Objective: In the United States, obesity has increased steadily. As obesity in pregnancy is a high-risk obstetric situation, important questions are whether there has been a trend toward higher prepregnancy body mass indexes (BMIs) in women who have become pregnant and if there are subgroups at risk. The objective of this study was to analyze the shifts, if any, in the prepregnancy BMIs in women who delivered.
Study design: Analysis of the birth certificate data collected in a regional perinatal data system of all live born deliveries (79,022 cases) occurring in a contiguous 8-county area in upstate New York from 1999 to 2003.

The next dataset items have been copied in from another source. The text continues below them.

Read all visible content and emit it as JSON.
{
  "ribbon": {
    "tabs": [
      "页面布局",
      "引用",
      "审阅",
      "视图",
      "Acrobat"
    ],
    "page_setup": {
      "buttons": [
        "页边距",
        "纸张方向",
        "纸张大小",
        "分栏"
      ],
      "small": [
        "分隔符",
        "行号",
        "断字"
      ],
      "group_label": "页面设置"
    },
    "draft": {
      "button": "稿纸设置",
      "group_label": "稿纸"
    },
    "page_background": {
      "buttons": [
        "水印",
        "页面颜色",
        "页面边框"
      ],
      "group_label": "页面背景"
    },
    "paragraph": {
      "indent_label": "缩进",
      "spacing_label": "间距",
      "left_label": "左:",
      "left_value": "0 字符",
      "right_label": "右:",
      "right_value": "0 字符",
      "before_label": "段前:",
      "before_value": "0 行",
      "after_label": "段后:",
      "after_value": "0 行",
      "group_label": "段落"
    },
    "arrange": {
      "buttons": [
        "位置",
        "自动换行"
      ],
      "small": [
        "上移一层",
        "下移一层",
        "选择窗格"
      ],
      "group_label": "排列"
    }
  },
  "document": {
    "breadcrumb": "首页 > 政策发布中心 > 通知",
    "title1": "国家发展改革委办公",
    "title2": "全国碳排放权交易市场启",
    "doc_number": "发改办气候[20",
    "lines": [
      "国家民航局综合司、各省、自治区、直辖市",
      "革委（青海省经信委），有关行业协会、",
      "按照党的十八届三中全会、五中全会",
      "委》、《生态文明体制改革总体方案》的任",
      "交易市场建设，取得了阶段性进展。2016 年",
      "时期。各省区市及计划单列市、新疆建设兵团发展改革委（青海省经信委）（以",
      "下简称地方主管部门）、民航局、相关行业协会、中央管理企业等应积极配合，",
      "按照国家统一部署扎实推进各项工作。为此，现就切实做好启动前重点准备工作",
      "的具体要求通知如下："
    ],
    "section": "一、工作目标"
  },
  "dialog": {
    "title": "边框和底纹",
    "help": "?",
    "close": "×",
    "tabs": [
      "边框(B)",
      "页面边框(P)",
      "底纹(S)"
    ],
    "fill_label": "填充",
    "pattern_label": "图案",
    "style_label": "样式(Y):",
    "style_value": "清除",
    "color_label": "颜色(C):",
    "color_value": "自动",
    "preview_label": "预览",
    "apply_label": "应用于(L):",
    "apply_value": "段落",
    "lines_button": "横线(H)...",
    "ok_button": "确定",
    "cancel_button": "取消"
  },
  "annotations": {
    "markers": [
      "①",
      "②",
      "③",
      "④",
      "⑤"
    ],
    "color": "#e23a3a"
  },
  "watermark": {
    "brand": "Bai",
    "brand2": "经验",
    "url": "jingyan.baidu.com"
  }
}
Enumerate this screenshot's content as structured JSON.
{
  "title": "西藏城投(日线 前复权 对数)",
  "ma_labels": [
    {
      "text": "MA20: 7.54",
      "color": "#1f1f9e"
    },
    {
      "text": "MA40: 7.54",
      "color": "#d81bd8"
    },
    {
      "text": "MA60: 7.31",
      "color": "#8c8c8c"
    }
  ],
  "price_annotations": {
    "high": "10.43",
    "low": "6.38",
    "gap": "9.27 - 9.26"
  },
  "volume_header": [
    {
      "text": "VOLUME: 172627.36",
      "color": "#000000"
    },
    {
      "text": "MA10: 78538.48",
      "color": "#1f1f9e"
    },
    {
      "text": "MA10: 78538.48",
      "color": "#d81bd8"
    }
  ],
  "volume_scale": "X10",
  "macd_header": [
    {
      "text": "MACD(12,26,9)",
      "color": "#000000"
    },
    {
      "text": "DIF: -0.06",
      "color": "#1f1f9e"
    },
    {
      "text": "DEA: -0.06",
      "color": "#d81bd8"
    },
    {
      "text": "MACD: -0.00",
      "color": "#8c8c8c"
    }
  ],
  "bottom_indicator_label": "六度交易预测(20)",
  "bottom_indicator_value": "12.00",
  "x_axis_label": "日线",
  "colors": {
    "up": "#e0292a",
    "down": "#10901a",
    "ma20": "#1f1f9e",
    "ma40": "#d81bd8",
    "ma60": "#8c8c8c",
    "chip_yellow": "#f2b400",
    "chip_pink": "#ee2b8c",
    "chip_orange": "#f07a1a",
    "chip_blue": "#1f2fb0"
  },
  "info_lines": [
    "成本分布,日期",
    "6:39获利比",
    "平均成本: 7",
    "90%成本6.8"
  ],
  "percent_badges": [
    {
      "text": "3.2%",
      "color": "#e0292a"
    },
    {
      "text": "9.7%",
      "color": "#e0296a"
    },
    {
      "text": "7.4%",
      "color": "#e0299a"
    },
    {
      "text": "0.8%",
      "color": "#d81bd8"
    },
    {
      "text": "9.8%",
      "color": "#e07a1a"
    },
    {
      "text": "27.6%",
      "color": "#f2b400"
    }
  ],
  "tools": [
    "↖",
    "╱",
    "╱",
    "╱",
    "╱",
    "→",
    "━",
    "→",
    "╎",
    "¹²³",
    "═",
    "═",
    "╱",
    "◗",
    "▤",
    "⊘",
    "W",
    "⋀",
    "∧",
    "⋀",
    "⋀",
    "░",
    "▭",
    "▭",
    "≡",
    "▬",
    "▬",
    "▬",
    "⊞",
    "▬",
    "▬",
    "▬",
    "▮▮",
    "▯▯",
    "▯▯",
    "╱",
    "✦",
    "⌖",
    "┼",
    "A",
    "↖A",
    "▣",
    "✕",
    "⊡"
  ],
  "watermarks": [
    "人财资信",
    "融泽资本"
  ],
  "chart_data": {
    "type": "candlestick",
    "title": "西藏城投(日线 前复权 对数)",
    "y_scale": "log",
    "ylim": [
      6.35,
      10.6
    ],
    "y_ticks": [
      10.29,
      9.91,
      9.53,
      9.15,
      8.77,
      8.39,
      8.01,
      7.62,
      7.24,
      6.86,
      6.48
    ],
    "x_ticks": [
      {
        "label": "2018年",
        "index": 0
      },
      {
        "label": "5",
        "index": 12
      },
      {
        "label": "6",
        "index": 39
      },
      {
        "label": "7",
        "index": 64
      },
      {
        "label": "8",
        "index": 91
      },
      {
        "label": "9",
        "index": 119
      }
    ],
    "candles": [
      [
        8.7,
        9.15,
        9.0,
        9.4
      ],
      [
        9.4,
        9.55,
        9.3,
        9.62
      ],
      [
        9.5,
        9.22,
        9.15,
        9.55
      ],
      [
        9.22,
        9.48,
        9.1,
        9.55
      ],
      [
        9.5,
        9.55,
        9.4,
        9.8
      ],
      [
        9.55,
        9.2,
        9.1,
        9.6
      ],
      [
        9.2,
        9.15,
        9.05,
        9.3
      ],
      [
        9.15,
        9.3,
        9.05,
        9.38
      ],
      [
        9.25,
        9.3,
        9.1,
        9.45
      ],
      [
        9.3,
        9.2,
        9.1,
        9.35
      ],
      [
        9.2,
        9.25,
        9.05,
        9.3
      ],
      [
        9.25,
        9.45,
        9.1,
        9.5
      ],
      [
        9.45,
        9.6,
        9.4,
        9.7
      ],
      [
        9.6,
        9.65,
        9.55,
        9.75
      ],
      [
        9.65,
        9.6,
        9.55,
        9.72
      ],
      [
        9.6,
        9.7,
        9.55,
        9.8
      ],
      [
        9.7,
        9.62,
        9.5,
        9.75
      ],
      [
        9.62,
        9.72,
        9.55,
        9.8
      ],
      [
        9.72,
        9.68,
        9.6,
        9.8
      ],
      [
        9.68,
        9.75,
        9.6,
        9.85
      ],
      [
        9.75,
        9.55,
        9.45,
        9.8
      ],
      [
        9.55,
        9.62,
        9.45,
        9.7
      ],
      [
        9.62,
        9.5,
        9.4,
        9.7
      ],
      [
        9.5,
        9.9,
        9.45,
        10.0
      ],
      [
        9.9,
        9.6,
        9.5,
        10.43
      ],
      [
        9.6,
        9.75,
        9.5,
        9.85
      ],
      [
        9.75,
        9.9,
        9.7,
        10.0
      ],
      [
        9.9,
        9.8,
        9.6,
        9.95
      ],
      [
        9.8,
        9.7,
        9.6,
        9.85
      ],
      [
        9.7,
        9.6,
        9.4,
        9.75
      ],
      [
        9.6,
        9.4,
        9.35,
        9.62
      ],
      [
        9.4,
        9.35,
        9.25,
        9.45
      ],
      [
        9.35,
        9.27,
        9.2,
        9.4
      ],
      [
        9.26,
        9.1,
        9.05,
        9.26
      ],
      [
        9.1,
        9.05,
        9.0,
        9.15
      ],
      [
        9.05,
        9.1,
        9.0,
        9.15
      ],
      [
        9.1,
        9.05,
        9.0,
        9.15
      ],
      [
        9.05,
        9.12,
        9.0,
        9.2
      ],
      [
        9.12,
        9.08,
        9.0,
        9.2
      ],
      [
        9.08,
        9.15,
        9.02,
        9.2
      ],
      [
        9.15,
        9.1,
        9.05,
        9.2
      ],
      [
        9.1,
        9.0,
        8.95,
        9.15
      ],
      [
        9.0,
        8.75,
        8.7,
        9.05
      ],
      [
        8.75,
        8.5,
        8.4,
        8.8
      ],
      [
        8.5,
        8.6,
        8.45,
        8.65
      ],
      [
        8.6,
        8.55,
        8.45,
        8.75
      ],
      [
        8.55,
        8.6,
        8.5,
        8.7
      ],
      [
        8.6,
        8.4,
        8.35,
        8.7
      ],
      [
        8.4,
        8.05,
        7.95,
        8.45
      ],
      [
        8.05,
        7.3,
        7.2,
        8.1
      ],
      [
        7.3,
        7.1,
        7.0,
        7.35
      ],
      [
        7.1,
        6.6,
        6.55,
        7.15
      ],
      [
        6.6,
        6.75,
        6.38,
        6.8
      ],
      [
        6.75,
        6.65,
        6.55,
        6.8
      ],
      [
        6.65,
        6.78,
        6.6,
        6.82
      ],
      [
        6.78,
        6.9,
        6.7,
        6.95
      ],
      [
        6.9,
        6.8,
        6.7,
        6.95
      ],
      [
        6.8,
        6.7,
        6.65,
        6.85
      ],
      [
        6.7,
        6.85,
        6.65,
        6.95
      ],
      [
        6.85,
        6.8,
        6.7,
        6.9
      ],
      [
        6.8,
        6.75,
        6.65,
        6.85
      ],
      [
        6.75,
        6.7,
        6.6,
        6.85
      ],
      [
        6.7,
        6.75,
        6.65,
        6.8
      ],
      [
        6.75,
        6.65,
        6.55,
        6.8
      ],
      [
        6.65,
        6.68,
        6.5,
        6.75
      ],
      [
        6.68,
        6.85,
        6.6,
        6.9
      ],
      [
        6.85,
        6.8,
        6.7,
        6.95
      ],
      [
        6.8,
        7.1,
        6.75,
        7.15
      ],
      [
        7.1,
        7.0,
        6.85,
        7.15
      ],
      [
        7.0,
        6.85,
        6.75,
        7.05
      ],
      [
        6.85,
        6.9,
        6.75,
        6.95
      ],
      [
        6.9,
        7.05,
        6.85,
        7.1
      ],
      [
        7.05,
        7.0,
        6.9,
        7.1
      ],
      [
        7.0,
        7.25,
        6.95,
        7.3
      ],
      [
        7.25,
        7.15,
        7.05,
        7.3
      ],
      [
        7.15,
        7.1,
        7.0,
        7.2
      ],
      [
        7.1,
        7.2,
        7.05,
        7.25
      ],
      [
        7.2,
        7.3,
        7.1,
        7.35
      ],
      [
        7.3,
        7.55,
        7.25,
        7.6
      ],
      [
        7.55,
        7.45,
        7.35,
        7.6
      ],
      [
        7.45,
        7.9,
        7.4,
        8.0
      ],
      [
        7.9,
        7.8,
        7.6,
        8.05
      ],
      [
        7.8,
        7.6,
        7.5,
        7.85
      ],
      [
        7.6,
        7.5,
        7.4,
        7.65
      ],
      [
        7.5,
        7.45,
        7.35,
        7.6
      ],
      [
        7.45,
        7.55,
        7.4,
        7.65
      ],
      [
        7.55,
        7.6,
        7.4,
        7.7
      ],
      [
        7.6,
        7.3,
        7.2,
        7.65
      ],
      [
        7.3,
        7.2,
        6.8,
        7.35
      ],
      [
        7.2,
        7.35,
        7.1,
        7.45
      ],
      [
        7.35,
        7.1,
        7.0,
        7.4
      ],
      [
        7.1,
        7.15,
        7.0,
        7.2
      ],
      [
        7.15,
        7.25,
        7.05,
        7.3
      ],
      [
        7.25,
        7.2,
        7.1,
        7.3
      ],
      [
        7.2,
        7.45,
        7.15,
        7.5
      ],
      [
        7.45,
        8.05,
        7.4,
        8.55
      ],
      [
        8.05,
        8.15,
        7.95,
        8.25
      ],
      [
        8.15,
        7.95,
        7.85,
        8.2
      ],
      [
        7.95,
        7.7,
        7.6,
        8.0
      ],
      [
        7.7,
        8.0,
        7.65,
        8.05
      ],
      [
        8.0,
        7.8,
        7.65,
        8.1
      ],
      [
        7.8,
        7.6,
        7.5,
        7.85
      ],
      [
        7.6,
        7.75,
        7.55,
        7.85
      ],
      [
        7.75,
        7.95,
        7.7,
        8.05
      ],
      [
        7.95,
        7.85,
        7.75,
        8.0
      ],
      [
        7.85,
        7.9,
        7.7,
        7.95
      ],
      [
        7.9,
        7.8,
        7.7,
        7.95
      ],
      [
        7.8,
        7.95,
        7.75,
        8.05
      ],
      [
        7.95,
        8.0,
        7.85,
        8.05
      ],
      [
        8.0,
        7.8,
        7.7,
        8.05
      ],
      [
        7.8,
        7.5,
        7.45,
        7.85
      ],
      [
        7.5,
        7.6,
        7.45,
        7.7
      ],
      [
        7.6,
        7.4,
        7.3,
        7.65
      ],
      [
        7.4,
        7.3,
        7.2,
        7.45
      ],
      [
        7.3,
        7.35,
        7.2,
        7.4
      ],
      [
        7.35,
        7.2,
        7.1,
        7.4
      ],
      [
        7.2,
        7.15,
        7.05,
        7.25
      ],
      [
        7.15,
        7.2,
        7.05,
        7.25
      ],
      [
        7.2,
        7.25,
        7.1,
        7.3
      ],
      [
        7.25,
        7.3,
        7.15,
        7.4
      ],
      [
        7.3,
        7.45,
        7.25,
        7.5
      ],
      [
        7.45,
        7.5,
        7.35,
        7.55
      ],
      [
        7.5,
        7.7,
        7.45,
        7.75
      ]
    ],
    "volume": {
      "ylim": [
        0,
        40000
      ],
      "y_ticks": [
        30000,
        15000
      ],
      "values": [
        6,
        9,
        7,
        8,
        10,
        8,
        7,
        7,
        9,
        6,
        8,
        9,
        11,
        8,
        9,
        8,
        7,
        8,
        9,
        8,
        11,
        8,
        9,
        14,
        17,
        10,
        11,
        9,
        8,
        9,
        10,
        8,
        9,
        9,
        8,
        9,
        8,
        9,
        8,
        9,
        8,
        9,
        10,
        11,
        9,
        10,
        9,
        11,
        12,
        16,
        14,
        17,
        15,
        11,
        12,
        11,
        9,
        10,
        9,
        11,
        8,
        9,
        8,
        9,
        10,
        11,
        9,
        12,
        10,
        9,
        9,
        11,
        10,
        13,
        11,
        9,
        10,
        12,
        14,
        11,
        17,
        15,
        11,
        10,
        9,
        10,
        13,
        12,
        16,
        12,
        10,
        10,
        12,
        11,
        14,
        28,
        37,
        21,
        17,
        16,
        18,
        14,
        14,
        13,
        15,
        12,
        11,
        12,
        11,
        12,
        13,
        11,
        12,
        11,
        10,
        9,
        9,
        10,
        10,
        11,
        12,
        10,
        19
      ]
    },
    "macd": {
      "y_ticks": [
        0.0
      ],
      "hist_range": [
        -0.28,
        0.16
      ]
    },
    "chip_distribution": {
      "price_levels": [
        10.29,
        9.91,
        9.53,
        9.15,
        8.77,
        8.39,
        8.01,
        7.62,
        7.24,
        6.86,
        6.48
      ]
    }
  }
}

Results: From 1999 to 2003, there was an overall increase in the mean prepregnancy BMI of the total delivery population (P < .01). There was a relative 11% increase in the Institute of Medicine (IOM) overweight (P < .01) and a relative 8% increase in the obese (P < .01) categories. There was an increase in the numbers of women in the IOM overweight or obese categories in these subgroups (P < .05): age (all subgroups), ethnicity (white and black), education (all subgroups), insurance type (all subgroups), previous live births (all subgroups), urbanization status (all subgroups), median family income of ZIP code area (all subgroups), and smoking (both smokers and nonsmokers).
Conclusion: There was a significant increase toward higher prepregnancy BMIs across multiple subgroups. Our study demonstrates that increased prepregnancy BMI is an issue that spans almost the entire spectrum of subgroups of patients who delivered.